2. Whey Protein Isolate
Whey protein isolate is produced by the further filtration of whey protein concentrate. The result, is a whey protein that is 90% protein by weight with negligible amounts of carbs (lactose) and fat. This protein powder is ideal for individuals with lactose intolerance, or those who bloat with whey concentrate. The only downsides of whey isolate are that it is slightly more bitter and watery than whey concentrate, and it is more expensive. Whey isolate is recommended for individuals who are looking for a fast digesting protein to consume post-workout or throughout the day.

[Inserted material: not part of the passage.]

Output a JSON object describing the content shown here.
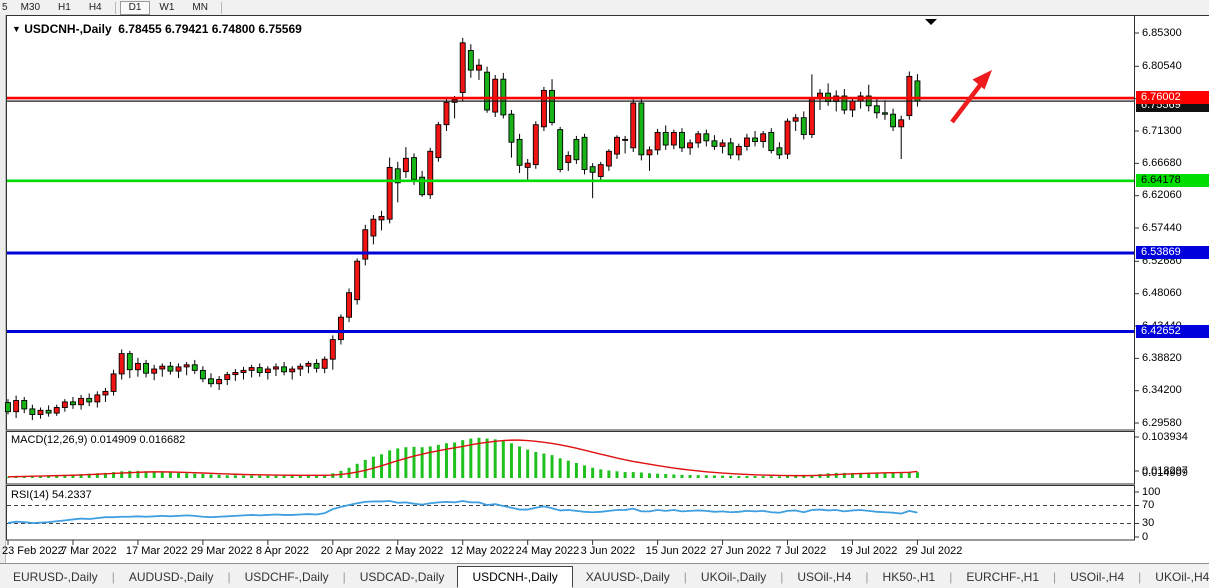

Casein is a highly absorbable form of protein that makes up approximately 80% of the protein in milk. Casein contains a high amount of bioactive milk peptides that support immune function as well as enhance muscle growth. Casein unique properties allow it to form a gel in the gut, causing a slow and steady release of amino acids over a long period of time, thus making it an excellent, long-lasting anti-catabolic protein. Casein protein can take up to 7 hours to digest which make it ideal mid-day or before bed. Casein protein also provides a creamy texture and satisfying flavour profile. The cons of casein include that it is slow digestion slowing meaning it is not good for post workout. Casein protein is recommended for individuals who want a protein that helps keep them fuller for longer.
4. Egg Protein
This medium digesting protein powder is fat and cholesterol-free, and contains an abundant amount of amino acids, and is particularly high in arginine. Egg protein can elevate amino acids and maintain them for about 2 to 3 hours post digestion. In large doses, this protein can cause bloating and gas. This protein is typically combined with other protein powders in a blend. It can also be purchased on its own, but it is a pricey protein powder. Egg protein is a medium digesting protein making it a good option to meet daily protein needs. For some individuals this protein can cause bloating and gas, and it is not ideal for post-workout recovery. Egg protein is also be more expensive than whey based proteins. Overall egg protein is a good alternative to dairy proteins for those who are intolerant to dairy.
5. Soy Protein
Soy protein, just like whey protein powder, contains all the essential amino acids. However, soy protein is not as bioavailable as whey protein. Soy protein also contains phytosterols, which have heart health and antioxidant benefits. A major benefit of soy protein is that it contains beneficial phytosterols for heart health. A downside of soy protein is that it has a lower biological value in comparison to whey protein. Soy protein is a great option for vegetarians and those who are lactose or dairy intolerant.
6. Pea Protein
This relatively new form of protein powder derived from yellow peas or split peas, offers up to 25 grams of protein per serving. Pea protein does not offer the complete profile of amino acids, therefore it is usually found blended with other vegetarian protein powder sources. A benefit of pea protein is that it contains heart healthy poly and monounsaturated fats. Pea protein is recommended for those who are vegetarians, have a soy allergy or are dairy intolerant.
7. Rice Protein Powder
Extracted from brown rice and provides only 12 grams of protein per serving. Considered one of the least allergenic of all vegetable-based proteins, rice protein powder is also a source of calcium and iron. Per serving fat and carbohydrate contents are higher than other plant-based protein powders, providing 2 grams of each of these macronutrients per serving, however the source of fat is from poly and monounsaturated. Similar to pea protein, rice protein is an incomplete protein which is typically found blended with other vegetarian proteins. A con of rice protein powder is that it contains more carbohydrates and fat than other protein sources. Rice protein powder is recommended for those who are vegetarian, have a soy allergy or are dairy intolerant.